Monday, December 17

Eight business technology trends to watch

The McKinsey Quarterly has published an article on eight technology-enabled trends that will help shape businesses and the economy in coming years.

The authors James M. Manyika, Roger P. Roberts, and Kara L. Sprague have grouped the eight trends - which each come with their own further reading suggestions - within three broad areas of business activity: managing relationships, managing capital and assets, and leveraging information in new ways. Obviously, the first area is most relevant for this blog. It covers four trends:

1. Distributing co-creation
Today, in the high-technology, consumer product, and automotive sectors, among others, companies routinely involve customers, suppliers, small specialist businesses, and independent contractors in the creation of new products. Outsiders offer insights that help shape product development, but companies typically control the innovation process. Technology now allows companies to delegate substantial control to outsiders—co-creation—in essence by outsourcing innovation to business partners that work together in networks.

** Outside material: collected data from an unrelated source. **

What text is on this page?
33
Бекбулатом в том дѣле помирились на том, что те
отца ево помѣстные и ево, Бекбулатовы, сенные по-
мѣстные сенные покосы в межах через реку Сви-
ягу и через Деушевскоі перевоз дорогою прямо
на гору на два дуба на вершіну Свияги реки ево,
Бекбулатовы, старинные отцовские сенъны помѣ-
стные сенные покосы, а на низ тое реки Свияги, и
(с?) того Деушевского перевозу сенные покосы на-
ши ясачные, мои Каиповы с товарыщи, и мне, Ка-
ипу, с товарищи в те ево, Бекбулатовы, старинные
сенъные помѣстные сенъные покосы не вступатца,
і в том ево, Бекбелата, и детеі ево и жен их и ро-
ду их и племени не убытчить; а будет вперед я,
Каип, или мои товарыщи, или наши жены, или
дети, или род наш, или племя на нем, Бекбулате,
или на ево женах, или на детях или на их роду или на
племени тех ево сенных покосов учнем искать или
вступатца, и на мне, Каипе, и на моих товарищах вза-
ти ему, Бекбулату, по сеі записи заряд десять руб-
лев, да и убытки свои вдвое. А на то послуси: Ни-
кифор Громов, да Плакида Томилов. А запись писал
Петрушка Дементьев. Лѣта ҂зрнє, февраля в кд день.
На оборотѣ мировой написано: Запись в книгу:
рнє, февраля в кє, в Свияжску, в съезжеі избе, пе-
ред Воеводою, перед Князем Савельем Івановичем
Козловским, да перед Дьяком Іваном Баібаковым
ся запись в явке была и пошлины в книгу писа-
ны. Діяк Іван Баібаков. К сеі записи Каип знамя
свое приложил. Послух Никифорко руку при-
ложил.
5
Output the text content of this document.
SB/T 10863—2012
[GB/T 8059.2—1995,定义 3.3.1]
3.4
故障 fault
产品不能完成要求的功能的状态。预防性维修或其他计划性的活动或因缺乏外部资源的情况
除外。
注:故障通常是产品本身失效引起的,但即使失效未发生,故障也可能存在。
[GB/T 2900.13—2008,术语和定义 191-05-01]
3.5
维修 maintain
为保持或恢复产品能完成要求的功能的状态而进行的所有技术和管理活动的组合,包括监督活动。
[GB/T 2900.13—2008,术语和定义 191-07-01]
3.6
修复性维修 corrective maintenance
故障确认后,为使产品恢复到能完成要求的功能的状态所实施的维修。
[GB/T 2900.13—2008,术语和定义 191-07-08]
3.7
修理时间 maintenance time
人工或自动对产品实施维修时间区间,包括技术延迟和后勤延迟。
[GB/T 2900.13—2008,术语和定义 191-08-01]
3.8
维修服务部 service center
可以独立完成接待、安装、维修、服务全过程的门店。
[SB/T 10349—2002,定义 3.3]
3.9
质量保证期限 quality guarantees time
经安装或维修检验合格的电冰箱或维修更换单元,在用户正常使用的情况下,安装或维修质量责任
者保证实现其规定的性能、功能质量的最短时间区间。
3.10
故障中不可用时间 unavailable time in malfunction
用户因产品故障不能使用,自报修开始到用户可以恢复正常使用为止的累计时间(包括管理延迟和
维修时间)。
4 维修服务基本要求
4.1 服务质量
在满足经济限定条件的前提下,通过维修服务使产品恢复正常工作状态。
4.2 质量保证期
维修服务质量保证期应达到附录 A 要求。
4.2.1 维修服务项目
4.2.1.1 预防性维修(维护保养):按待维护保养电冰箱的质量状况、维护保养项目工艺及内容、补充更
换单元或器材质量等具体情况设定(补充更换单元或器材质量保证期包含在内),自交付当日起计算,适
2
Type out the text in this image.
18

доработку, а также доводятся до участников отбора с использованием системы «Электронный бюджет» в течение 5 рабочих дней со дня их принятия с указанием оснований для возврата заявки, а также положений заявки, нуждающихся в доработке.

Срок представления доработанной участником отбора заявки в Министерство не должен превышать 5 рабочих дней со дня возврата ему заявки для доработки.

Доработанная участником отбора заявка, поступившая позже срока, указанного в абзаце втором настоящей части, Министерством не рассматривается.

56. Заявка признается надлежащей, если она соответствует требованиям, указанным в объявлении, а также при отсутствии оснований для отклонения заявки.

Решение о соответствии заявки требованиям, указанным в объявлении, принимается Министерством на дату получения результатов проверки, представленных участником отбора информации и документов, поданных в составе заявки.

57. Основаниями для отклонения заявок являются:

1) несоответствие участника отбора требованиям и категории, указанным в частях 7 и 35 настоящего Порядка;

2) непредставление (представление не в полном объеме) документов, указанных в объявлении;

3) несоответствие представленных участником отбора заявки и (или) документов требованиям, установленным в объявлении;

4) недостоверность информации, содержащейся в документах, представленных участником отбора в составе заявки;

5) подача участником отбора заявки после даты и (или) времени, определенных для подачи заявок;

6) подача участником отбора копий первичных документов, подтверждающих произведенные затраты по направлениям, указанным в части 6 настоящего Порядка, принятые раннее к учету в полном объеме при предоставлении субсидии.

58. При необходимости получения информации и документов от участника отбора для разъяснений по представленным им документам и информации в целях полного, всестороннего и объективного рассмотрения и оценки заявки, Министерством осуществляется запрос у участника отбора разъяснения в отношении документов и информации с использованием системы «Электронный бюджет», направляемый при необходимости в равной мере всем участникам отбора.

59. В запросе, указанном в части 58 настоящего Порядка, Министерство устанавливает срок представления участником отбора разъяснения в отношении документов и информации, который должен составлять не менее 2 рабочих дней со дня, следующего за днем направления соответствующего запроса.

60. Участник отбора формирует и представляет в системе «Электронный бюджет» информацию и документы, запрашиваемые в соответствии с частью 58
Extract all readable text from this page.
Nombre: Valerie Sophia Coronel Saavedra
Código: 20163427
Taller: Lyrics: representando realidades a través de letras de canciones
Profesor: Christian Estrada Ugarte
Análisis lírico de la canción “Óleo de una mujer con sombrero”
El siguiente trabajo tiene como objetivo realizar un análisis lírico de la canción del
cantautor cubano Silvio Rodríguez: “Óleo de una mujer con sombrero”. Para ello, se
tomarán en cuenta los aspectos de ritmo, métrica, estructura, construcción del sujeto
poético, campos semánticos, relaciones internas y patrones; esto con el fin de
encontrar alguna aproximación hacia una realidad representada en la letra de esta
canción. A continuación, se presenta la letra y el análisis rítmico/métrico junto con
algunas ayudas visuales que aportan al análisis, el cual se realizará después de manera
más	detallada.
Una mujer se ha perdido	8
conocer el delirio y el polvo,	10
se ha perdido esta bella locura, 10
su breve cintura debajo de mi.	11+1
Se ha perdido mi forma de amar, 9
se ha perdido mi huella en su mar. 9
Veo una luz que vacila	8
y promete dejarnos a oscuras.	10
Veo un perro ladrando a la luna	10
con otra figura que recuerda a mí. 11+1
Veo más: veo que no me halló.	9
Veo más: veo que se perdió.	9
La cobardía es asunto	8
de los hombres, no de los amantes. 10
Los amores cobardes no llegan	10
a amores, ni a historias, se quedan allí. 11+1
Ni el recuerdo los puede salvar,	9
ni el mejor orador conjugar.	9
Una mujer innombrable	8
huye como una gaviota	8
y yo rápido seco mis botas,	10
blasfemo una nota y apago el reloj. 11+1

2. Using consumers as innovators
As the Internet has evolved—an evolution prompted in part by new Web 2.0 technologies—it has become a more widespread platform for interaction, communication, and activism. Consumers increasingly want to engage online with one another and with organizations of all kinds. Companies can tap this new mood of customer engagement for their economic benefit. […]
Companies that involve customers in design, testing, marketing (such as viral marketing), and the after-sales process get better insights into customer needs and behavior and may be able to cut the cost of acquiring customers, engender greater loyalty, and speed up development cycles.

3. Tapping into a world of talent
As more and more sophisticated work takes place interactively online and new collaboration and communications tools emerge, companies can outsource increasingly specialized aspects of their work and still maintain organizational coherence. Much as technology permits them to decentralize innovation through networks or customers, it also allows them to parcel out more work to specialists, free agents, and talent networks.

4. Extracting more value from interactions
Technology tools that promote tacit interactions, such as wikis, virtual team environments, and videoconferencing, may become no less ubiquitous than computers are now. As companies learn to use these tools, they will develop managerial innovations—smarter and faster ways for individuals and teams to create value through interactions—that will be difficult for their rivals to replicate.